Cada maço representava um período importante, variando entre um ano e no máximo dois. Foi abrindo um a um, na ordem. O menino do bolo agora andava de bicicleta e sorria. Como sorria. Orgulhoso, andava em pernas de pau, atirava de bodoque e soltava pipa. Para a escola, vestia calção marinho, camisa branca e usava chinelos. Corria arrastando a enorme pasta.
No sétimo maço, a ausência da mãe. Ela desapareceu das imagens deixando o grupo com um punhado de tristeza no fundo dos olhos. Um soluço ficou preso na garganta.
As feições de menino, no oitavo maço, deixaram o corpo dando espaço a um rapaz com olhar destemido. Um guerreiro que aspirava grandes conquistas. As imagens de fundo ficavam cada vez mais distantes e não combinavam com os ideais do belo jovem.
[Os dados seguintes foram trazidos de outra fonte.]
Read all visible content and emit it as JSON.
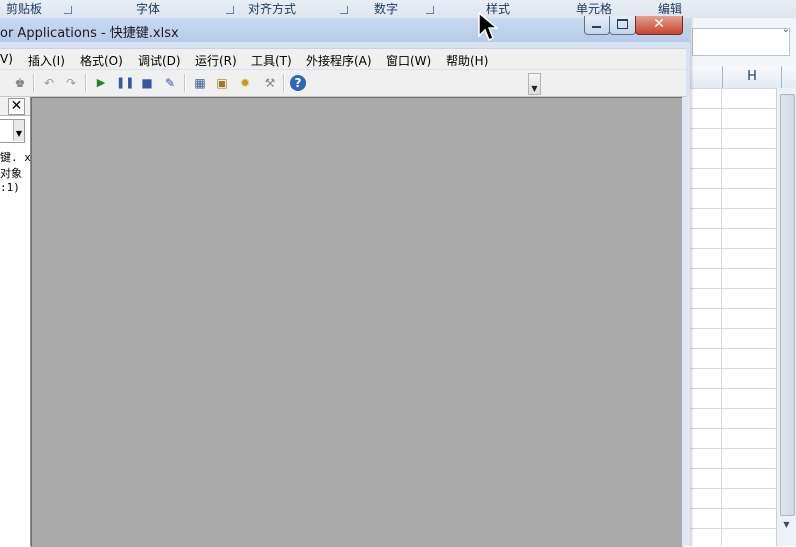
{
  "excel": {
    "ribbon_groups": [
      "剪贴板",
      "字体",
      "对齐方式",
      "数字",
      "样式",
      "单元格",
      "编辑"
    ],
    "column_header": "H"
  },
  "vbe": {
    "title": "or Applications - 快捷键.xlsx",
    "menu": [
      "V)",
      "插入(I)",
      "格式(O)",
      "调试(D)",
      "运行(R)",
      "工具(T)",
      "外接程序(A)",
      "窗口(W)",
      "帮助(H)"
    ],
    "project_pane": {
      "close_label": "✕",
      "lines": [
        "键. x",
        " 对象",
        ":1)"
      ]
    },
    "toolbar_icons": [
      "find-icon",
      "undo-icon",
      "redo-icon",
      "run-icon",
      "break-icon",
      "reset-icon",
      "design-mode-icon",
      "project-explorer-icon",
      "properties-icon",
      "object-browser-icon",
      "toolbox-icon",
      "help-icon"
    ],
    "help_glyph": "?"
  },
  "colors": {
    "code_area_bg": "#ababab",
    "titlebar": "#b5cbe8",
    "close_button": "#c6462d"
  }
}
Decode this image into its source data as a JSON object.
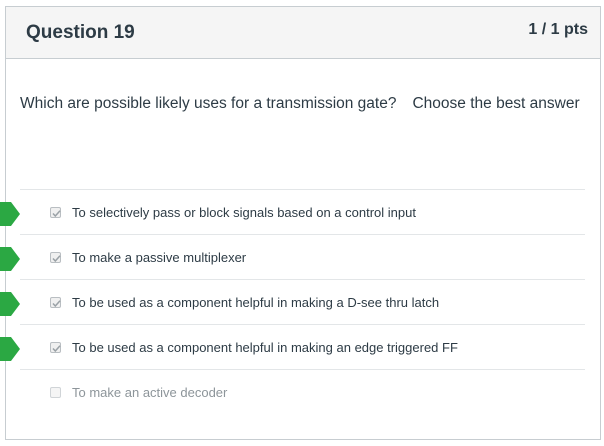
{
  "question": {
    "title": "Question 19",
    "points": "1 / 1 pts",
    "text": "Which are possible likely uses for a transmission gate?",
    "instruction": "Choose the best answer"
  },
  "answers": [
    {
      "label": "To selectively pass or block signals based on a control input",
      "checked": true,
      "correct_marker": true
    },
    {
      "label": "To make a passive multiplexer",
      "checked": true,
      "correct_marker": true
    },
    {
      "label": "To be used as a component helpful in making a D-see thru latch",
      "checked": true,
      "correct_marker": true
    },
    {
      "label": "To be used as a component helpful in making an edge triggered FF",
      "checked": true,
      "correct_marker": true
    },
    {
      "label": "To make an active decoder",
      "checked": false,
      "correct_marker": false
    }
  ],
  "colors": {
    "correct_marker": "#2ba843",
    "header_bg": "#f5f5f5",
    "border": "#c7cdd1"
  }
}
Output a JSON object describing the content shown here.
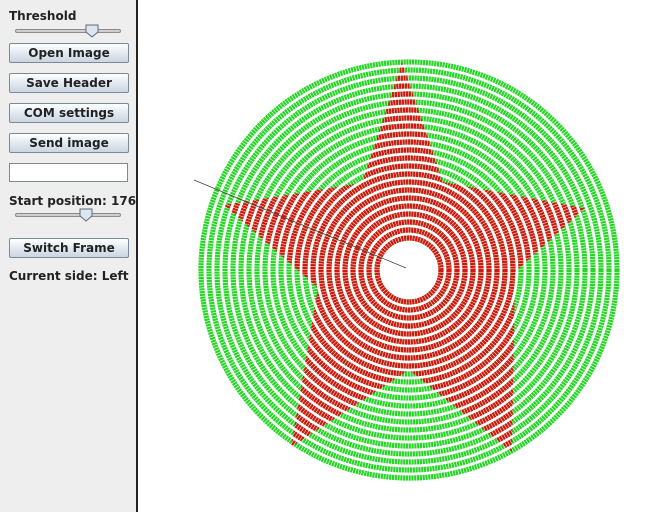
{
  "controls": {
    "threshold_label": "Threshold",
    "threshold_level": 0.76,
    "open_image": "Open Image",
    "save_header": "Save Header",
    "com_settings": "COM settings",
    "send_image": "Send image",
    "text_field_value": "",
    "start_position_label": "Start position: 176",
    "start_position_level": 0.7,
    "switch_frame": "Switch Frame",
    "current_side_label": "Current side: Left"
  },
  "colors": {
    "ring_outer": "#2ad52a",
    "ring_inner": "#d81414",
    "panel_bg": "#eeeeee",
    "canvas_bg": "#ffffff"
  }
}
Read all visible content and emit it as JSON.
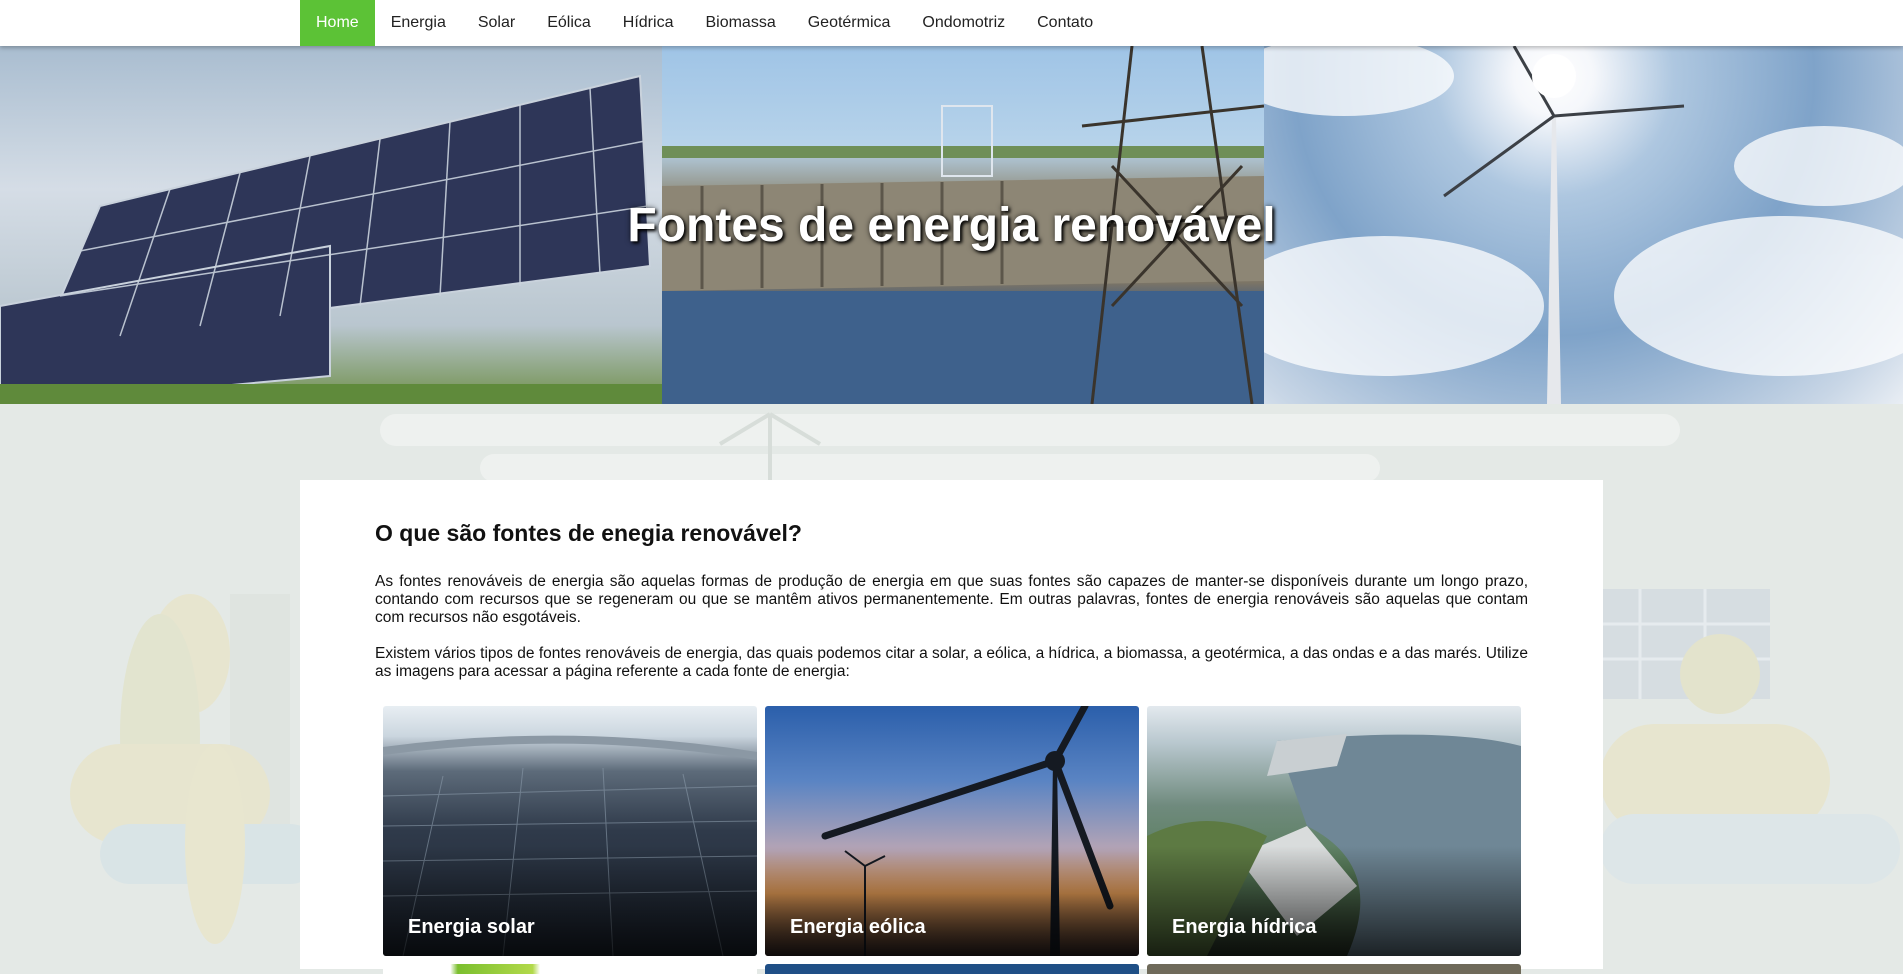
{
  "nav": {
    "items": [
      {
        "label": "Home",
        "active": true
      },
      {
        "label": "Energia",
        "active": false
      },
      {
        "label": "Solar",
        "active": false
      },
      {
        "label": "Eólica",
        "active": false
      },
      {
        "label": "Hídrica",
        "active": false
      },
      {
        "label": "Biomassa",
        "active": false
      },
      {
        "label": "Geotérmica",
        "active": false
      },
      {
        "label": "Ondomotriz",
        "active": false
      },
      {
        "label": "Contato",
        "active": false
      }
    ],
    "active_color": "#5cc236"
  },
  "hero": {
    "title": "Fontes de energia renovável",
    "images": [
      "solar-panels-photo",
      "hydroelectric-dam-photo",
      "wind-turbine-photo"
    ]
  },
  "main": {
    "heading": "O que são fontes de enegia renovável?",
    "paragraph1": "As fontes renováveis de energia são aquelas formas de produção de energia em que suas fontes são capazes de manter-se disponíveis durante um longo prazo, contando com recursos que se regeneram ou que se mantêm ativos permanentemente. Em outras palavras, fontes de energia renováveis são aquelas que contam com recursos não esgotáveis.",
    "paragraph2": "Existem vários tipos de fontes renováveis de energia, das quais podemos citar a solar, a eólica, a hídrica, a biomassa, a geotérmica, a das ondas e a das marés. Utilize as imagens para acessar a página referente a cada fonte de energia:",
    "tiles": [
      {
        "label": "Energia solar"
      },
      {
        "label": "Energia eólica"
      },
      {
        "label": "Energia hídrica"
      }
    ]
  }
}
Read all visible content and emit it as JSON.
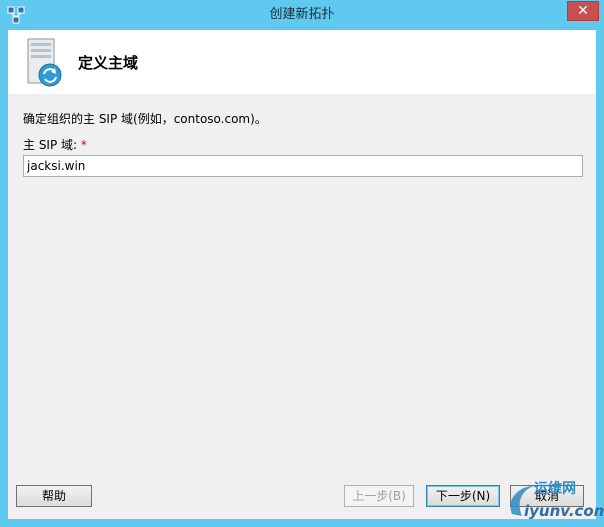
{
  "window": {
    "title": "创建新拓扑",
    "close_glyph": "✕"
  },
  "header": {
    "title": "定义主域"
  },
  "form": {
    "description": "确定组织的主 SIP 域(例如，contoso.com)。",
    "domain_label": "主 SIP 域:",
    "required_mark": "*",
    "domain_value": "jacksi.win"
  },
  "buttons": {
    "help": "帮助",
    "prev": "上一步(B)",
    "next": "下一步(N)",
    "cancel": "取消"
  },
  "watermark": {
    "main": "运维网",
    "sub": "iyunv.com"
  },
  "colors": {
    "title_bar": "#5fc9ef",
    "close": "#c75050",
    "body": "#f0f0f0"
  },
  "icons": {
    "app": "topology-icon",
    "header": "server-sync-icon"
  }
}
Então, no nono maço, um cartão de despedida, um recibo de pagamento, e um retrato. Ricardo fechou os olhos. As imagens voltaram à mente. Tanto tempo. Olhou para o retrato que mostrava o jovem aventureiro, munido de uma mala e muitos sonhos, acenando feliz, sem promessa de retorno. Atrás, o grande carvalho parecia chorar e o balanço estático, congelado no tempo, adormecia vazio.
Depois desse dia, Ricardo retornou apenas duas vezes a fazenda. Nas férias do primeiro ano da faculdade, e a segunda, um ano depois, quando Carina perdeu o bebê e quase morreu. Depois disso, só um amontoado de desculpas.
Já escurecia quando Carina abriu a porta para informar que a comida estava na mesa. Percebeu que a cadeira na varanda estava vazia. Tentou achá-lo por toda a extensão do pátio, mas não o encontrou. No fundo, teve a certeza de que não adiantaria chamar. Ele havia partido, como antes.
(...)
O menino correu até os pés do grande carvalho. O céu pintado de um azul vivo escondeu as nuvens atrás das montanhas. Os pássaros faziam algazarra nos galhos. O menino ainda sem jeito olhava para o pai e para o balanço, temendo o desconhecido. Ricardo incentivava – “Vamos meu filho, ele não vai te morder.” – e após dar um beijo carinhoso em Sílvia, pegou a máquina fotográfica de suas mãos e empolgado continuou – “Vamos Pedro, faça uma pose para o papai.”
Carina observava tudo, da varanda.
Na máquina, um menino, um balanço e um velho carvalho.
No bolso, dentro da carteira, um retrato amarelado, 3X4, que por um instante parecia sorrir.